Yes, yes I do believe it is possible. IF you combine love and tolerance, and accept the good in people, while respecting their thoughts, opinions and flaws of being human. Even if you do not necessarily agree with them. The definition of tolerance is, “The ability or willingness to tolerate something in particular the existence of opinions or behavior that one does not necessarily agree with.” Thus first, we must be willing to do something (conversation), we must agree that it is the right thing to do, then do it (action).
The definition of love is, “An intense feeling of deep affection.” We all know that you can define love and write down what the dictionary explains it as. Yet we also know it is so much more than six words describing it. It has layers and layers of hopes and dreams, emotions, scars, pains and pleasures.
When combined, love and tolerance can be a powerful thing. It can open doors you didn’t even know were locked. It can open minds to think outside what they have always been comfortable thinking. It can show a 360 degree landscape that fills your mind, body and soul with breathtaking beauty and wonder. Think of all the possibilities if we just dare to believe this can happen!

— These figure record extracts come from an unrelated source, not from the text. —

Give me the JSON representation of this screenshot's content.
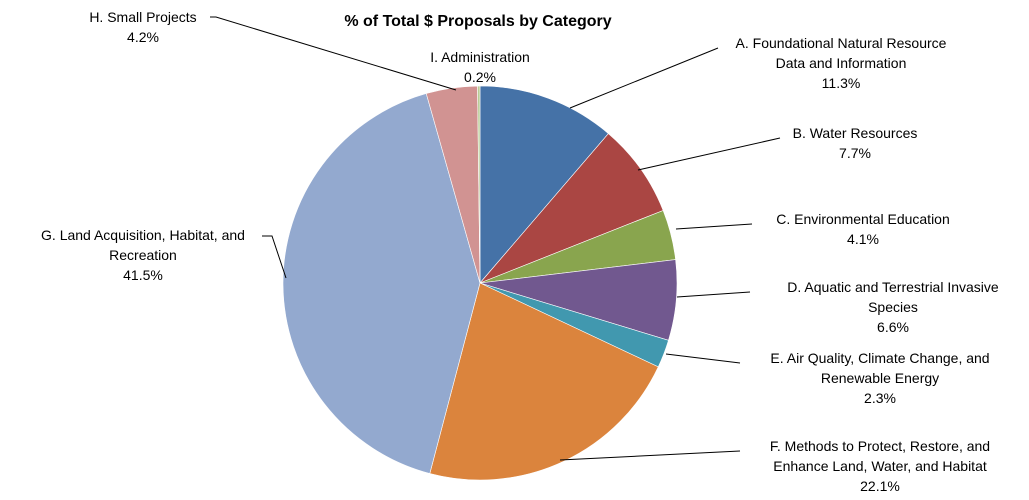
{
  "chart_data": {
    "type": "pie",
    "title": "% of Total $ Proposals by Category",
    "slices": [
      {
        "lines": [
          "A. Foundational Natural Resource",
          "Data and Information"
        ],
        "pct_label": "11.3%",
        "value": 11.3,
        "color": "#4572A7"
      },
      {
        "lines": [
          "B. Water Resources"
        ],
        "pct_label": "7.7%",
        "value": 7.7,
        "color": "#AA4643"
      },
      {
        "lines": [
          "C. Environmental Education"
        ],
        "pct_label": "4.1%",
        "value": 4.1,
        "color": "#89A54E"
      },
      {
        "lines": [
          "D. Aquatic and Terrestrial Invasive",
          "Species"
        ],
        "pct_label": "6.6%",
        "value": 6.6,
        "color": "#71588F"
      },
      {
        "lines": [
          "E. Air Quality, Climate Change, and",
          "Renewable Energy"
        ],
        "pct_label": "2.3%",
        "value": 2.3,
        "color": "#4198AF"
      },
      {
        "lines": [
          "F. Methods to Protect, Restore, and",
          "Enhance Land, Water, and Habitat"
        ],
        "pct_label": "22.1%",
        "value": 22.1,
        "color": "#DB843D"
      },
      {
        "lines": [
          "G. Land Acquisition, Habitat, and",
          "Recreation"
        ],
        "pct_label": "41.5%",
        "value": 41.5,
        "color": "#93A9CF"
      },
      {
        "lines": [
          "H. Small Projects"
        ],
        "pct_label": "4.2%",
        "value": 4.2,
        "color": "#D19392"
      },
      {
        "lines": [
          "I. Administration"
        ],
        "pct_label": "0.2%",
        "value": 0.2,
        "color": "#B9CD96"
      }
    ]
  }
}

What I find deeply sorrowful, is it seems to take terrible tragedies to bring people together. To forget the blame, and react in kindness to what a person may need. Why is that? Perhaps it is because it is the highest emotional charged experience. You suffer, you’re in severe pain, your heart is broken, and your soul weeps. Instead of someone walking away from your sorrow, they walk towards you, arms outstretched. Their shoulders and back strengthen to carry your weight. They can think clearly and react with haste to do what needs to be done. It is the right thing to do. Taking place in this world so full of intolerance, hate and fear. At the time when you wouldn’t be surprised by things blowing up and drifting away on the wind – we come together. In our communities, in our families and especially within ourselves. Unconditional love and unsparing tolerance.